Le vrai problème, c’est que le temps patient de la science ne correspond pas à celui, impatient, de l’information, pas plus que la méthode scientifique, qui procède par hypothèses et vérifications expérimentales n’est en phase avec les certitudes simplificatrices qui sont la nourriture de la presse. Les uns disent : « C’est peut-être le concombre, il faut aller y regarder de plus près ». Les autres ne s’accommodent pas du doute et de la nuance : « C’est le concombre ou ce n’est pas le concombre. Il faut trancher ! »
Graines pathogènes
Ce malentendu temporel et méthodologique semble aujourd’hui difficilement dépassable, sauf dans la presse scientifique de qualité, tant les logiques des deux parties sont éloignées. Nucléaire ou pas nucléaire ? Le cancer est-il vaincu, oui ou non ? Tel gène est-il responsable de ceci ou de cela ? Les nanotechnologies sont-elles dangereuses ? Les portables nous brûlent-ils le cerveau ? Les scientifiques ne peuvent apporter que des explications complexes et provisoires aux journalistes qui attendent des réponses nettes et définitives. Les questions scientifiques représentent pourtant aujourd’hui des enjeux majeurs pour nos sociétés et nous avons plus que jamais besoin de « passeurs » pour nous aider à les comprendre et à faire des choix.
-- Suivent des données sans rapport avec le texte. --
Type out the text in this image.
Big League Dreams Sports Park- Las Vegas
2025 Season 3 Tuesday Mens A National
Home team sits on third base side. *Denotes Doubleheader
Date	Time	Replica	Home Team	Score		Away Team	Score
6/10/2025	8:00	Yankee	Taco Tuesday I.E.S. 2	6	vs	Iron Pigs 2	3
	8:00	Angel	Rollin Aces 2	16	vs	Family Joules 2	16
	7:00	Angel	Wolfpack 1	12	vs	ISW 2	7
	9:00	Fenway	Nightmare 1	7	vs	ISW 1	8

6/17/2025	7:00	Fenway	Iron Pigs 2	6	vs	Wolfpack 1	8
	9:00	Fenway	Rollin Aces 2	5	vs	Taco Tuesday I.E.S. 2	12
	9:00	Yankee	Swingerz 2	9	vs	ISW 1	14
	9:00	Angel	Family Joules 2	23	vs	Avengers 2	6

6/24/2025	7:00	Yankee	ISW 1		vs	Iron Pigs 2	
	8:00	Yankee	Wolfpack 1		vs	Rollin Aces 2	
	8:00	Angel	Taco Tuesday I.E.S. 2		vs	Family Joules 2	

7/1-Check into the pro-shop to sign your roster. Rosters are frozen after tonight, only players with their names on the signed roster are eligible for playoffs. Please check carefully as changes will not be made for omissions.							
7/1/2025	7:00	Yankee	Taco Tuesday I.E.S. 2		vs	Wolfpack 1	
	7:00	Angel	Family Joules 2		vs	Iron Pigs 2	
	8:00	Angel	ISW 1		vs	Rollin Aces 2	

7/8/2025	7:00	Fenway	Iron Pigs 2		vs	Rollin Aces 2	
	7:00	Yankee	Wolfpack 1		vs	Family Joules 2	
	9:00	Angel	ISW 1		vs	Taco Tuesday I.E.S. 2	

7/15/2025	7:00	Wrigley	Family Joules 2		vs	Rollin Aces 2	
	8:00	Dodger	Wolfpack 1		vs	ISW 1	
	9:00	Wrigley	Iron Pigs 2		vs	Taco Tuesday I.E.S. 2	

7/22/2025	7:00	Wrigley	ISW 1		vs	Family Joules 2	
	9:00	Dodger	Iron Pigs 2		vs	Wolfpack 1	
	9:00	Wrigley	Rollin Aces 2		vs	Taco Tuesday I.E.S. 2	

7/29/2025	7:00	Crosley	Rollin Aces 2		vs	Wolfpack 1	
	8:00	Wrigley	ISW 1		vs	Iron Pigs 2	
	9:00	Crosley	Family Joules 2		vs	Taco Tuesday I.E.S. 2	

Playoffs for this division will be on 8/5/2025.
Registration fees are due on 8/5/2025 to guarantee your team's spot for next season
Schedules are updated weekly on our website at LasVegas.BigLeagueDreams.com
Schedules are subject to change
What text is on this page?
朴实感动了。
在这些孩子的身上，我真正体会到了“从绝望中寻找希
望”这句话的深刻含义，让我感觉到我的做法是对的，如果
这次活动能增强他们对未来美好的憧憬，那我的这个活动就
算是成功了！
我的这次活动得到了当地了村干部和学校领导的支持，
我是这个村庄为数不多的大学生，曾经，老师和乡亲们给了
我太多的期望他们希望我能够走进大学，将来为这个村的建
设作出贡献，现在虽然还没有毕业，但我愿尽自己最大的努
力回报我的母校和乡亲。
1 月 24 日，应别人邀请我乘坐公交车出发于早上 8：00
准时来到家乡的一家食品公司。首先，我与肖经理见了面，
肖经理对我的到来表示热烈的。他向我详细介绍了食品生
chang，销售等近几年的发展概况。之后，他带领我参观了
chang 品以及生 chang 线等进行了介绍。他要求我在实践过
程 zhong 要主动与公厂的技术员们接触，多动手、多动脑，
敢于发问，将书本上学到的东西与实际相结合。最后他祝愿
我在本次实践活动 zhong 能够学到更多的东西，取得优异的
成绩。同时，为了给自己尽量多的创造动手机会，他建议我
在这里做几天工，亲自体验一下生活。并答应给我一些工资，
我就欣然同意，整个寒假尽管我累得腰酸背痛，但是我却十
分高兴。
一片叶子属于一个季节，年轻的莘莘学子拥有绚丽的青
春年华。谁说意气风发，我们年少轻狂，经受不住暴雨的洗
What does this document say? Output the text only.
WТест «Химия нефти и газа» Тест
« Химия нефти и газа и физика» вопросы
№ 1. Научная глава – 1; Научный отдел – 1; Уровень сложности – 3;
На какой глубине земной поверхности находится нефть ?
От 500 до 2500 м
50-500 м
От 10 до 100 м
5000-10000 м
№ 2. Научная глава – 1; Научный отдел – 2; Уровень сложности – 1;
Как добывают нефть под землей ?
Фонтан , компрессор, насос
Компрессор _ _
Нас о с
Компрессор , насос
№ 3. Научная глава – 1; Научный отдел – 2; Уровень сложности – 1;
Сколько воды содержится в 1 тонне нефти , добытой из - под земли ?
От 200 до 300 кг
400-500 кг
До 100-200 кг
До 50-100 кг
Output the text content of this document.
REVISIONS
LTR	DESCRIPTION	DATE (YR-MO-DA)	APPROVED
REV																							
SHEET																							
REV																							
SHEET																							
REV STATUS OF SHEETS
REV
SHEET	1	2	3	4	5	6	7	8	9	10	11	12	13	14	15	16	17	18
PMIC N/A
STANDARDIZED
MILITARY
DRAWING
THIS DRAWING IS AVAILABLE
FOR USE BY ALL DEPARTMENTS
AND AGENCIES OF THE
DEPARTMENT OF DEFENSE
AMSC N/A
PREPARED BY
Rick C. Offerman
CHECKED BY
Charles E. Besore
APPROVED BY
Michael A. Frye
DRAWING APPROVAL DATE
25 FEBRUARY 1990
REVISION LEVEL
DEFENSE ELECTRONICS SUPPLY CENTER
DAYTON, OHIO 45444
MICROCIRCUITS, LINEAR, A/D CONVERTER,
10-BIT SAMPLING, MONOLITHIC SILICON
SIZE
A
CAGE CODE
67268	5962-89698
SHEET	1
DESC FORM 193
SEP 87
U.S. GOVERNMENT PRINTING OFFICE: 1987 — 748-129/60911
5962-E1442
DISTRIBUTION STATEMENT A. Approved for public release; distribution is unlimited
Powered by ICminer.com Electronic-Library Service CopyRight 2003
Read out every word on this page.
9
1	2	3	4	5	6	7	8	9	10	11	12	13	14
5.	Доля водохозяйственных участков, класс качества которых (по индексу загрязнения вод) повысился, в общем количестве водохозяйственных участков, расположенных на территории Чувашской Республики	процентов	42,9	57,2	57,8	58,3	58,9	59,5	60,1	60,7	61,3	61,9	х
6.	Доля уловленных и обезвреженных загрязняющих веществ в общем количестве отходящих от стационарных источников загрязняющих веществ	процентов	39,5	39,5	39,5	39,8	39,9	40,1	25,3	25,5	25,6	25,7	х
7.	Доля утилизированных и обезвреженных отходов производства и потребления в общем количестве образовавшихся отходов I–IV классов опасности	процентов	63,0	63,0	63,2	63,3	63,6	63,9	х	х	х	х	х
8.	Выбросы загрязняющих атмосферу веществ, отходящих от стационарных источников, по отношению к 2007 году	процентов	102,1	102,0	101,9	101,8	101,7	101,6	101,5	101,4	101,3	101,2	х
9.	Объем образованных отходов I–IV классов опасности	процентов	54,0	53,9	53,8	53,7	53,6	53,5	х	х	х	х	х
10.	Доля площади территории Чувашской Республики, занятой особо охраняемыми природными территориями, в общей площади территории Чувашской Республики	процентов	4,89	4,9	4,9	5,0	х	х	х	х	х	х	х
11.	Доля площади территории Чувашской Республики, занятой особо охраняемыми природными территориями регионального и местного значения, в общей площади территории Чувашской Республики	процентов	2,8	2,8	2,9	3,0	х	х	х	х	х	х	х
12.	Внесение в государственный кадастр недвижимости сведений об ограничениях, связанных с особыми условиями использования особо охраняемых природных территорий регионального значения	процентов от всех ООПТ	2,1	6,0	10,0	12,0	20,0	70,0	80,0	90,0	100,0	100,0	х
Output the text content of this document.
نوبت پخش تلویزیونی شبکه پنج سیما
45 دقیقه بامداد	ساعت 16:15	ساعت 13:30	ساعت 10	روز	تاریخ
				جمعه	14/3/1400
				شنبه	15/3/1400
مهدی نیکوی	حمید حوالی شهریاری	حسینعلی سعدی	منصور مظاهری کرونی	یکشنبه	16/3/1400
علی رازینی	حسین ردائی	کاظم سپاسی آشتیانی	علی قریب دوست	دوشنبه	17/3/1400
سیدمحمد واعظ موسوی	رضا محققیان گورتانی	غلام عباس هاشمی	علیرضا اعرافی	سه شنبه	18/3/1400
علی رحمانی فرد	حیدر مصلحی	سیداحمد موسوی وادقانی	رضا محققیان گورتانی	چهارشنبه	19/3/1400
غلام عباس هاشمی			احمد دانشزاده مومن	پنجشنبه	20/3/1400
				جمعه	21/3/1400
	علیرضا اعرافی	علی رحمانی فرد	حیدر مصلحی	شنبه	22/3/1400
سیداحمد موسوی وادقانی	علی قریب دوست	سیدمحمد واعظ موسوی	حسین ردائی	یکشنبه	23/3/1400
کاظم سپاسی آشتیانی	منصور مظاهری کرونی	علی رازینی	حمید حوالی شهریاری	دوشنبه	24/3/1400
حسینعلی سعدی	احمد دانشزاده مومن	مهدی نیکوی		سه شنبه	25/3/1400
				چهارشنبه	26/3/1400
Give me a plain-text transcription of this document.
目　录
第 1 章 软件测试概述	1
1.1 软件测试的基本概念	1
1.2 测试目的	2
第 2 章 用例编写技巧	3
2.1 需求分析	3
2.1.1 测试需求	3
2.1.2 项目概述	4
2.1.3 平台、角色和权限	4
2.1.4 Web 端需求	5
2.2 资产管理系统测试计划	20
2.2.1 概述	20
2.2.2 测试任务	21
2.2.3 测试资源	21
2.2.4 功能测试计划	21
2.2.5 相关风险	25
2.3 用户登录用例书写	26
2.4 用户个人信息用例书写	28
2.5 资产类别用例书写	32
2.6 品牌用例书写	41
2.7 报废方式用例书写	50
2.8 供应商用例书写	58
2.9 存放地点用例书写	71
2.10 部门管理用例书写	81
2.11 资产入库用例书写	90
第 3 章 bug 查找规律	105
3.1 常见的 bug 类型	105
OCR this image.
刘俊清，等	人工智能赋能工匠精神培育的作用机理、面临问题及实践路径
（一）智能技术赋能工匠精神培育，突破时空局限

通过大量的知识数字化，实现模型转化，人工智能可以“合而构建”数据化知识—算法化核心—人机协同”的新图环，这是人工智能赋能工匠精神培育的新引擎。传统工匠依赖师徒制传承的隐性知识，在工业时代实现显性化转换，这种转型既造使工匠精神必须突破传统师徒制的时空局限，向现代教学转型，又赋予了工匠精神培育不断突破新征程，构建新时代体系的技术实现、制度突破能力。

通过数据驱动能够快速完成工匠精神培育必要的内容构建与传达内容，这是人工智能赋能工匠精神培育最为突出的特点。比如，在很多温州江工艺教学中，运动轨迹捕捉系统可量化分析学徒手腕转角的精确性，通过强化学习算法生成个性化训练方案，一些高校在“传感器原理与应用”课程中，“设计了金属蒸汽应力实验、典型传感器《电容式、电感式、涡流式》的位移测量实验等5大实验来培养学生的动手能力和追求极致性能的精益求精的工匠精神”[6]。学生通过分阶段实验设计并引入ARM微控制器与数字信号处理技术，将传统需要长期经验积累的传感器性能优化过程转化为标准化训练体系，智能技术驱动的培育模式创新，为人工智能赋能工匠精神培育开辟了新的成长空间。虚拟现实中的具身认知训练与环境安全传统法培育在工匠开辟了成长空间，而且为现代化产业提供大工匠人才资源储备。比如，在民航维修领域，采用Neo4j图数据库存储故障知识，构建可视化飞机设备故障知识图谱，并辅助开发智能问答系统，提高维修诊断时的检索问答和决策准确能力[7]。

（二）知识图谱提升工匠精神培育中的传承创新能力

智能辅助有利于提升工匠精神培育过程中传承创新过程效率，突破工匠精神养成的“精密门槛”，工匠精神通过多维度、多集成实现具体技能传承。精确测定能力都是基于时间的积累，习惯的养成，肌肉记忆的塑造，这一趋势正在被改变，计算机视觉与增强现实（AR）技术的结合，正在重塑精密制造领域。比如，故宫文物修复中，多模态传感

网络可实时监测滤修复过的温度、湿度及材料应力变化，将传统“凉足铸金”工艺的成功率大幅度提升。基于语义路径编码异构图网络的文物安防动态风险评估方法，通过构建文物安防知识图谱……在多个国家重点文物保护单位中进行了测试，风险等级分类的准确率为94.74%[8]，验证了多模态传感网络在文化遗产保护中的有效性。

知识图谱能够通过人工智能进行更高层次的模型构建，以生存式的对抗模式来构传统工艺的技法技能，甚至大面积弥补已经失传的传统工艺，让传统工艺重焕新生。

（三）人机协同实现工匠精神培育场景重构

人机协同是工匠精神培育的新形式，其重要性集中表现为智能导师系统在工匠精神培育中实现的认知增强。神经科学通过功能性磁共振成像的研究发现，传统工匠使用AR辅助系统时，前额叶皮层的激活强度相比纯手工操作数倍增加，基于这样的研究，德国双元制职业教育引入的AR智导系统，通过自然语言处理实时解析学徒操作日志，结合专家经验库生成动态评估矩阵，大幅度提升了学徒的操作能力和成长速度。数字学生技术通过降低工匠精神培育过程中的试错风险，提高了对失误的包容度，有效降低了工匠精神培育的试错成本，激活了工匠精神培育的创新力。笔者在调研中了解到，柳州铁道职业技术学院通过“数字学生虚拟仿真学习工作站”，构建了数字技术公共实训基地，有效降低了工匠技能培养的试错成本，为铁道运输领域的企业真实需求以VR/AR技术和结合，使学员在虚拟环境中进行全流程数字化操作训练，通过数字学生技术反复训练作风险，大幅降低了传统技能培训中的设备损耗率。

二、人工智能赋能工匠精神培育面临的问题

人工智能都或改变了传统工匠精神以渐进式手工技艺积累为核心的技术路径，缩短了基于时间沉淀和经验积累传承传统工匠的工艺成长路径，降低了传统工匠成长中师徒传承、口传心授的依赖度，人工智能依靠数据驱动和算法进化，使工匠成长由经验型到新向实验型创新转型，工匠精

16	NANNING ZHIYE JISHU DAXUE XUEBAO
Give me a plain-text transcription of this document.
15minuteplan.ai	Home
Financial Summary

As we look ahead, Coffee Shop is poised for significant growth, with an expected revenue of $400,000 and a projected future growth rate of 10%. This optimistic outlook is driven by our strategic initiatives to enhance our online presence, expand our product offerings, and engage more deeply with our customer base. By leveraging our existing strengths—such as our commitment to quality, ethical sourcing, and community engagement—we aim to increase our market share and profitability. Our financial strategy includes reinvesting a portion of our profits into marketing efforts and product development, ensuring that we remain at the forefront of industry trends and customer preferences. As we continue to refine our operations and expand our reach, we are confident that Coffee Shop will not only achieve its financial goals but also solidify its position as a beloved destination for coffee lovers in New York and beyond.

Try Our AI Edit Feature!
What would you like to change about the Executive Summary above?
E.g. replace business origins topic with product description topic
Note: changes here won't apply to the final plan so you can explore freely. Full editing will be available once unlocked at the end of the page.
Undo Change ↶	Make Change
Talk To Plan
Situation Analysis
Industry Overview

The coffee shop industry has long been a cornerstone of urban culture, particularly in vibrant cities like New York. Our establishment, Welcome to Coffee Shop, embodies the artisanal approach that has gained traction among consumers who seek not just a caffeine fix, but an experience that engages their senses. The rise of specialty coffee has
Or, de même que nos politiques, beaucoup de journalistes manquent sérieusement de culture scientifique (1)
Quand ils ne sont pas pris au piège d’une idéologie dominante. Car ce qui me frappe, dans cette affaire de concombre, c’est que les vraies coupables, apparemment des graines germées, n’ont pas fait l’objet d’une campagne de dénigrement et d’interdiction comparable à celle de la plante potagère. A tel point que les récents malades de Bordeaux en ont consommé alors que nous étions déjà censés être informés de leur possible contamination. Faut-il y voir le fait que, d’un côté, comme je le soulignais plus haut, nous avons une production industrielle fortement concurrentielle et « mondialisée » et de l’autre, de « sympathiques » graines bio, consommées par de doux végétariens, qui ne pouvaient donc pas être « ontologiquement » mauvaises (2) ? Reconnaître que les industries agroalimentaires sont parfois plus sûres que les productions dites « bio » et que les pesticides et la chimie ne sont pas que nocifs puisqu’ils nous préservent depuis 60 ans de maladies dont on peut mourir n’est pas très politiquement correct. Et toute vérité, alors, ne semble pas bonne à dire.
(1) A cet égard, l’Observatoire des relations sciences/société, lancé par Place Publique est une initiative utile et nécessaire.
(2) – Notons, que selon les derniers développements, les « mauvaises graines » semblent avoir été produites en Italie et achetées en Angleterre pour le marché français. Nous sommes loin de la « proximité » dont se revendique souvent la production agrobiologique.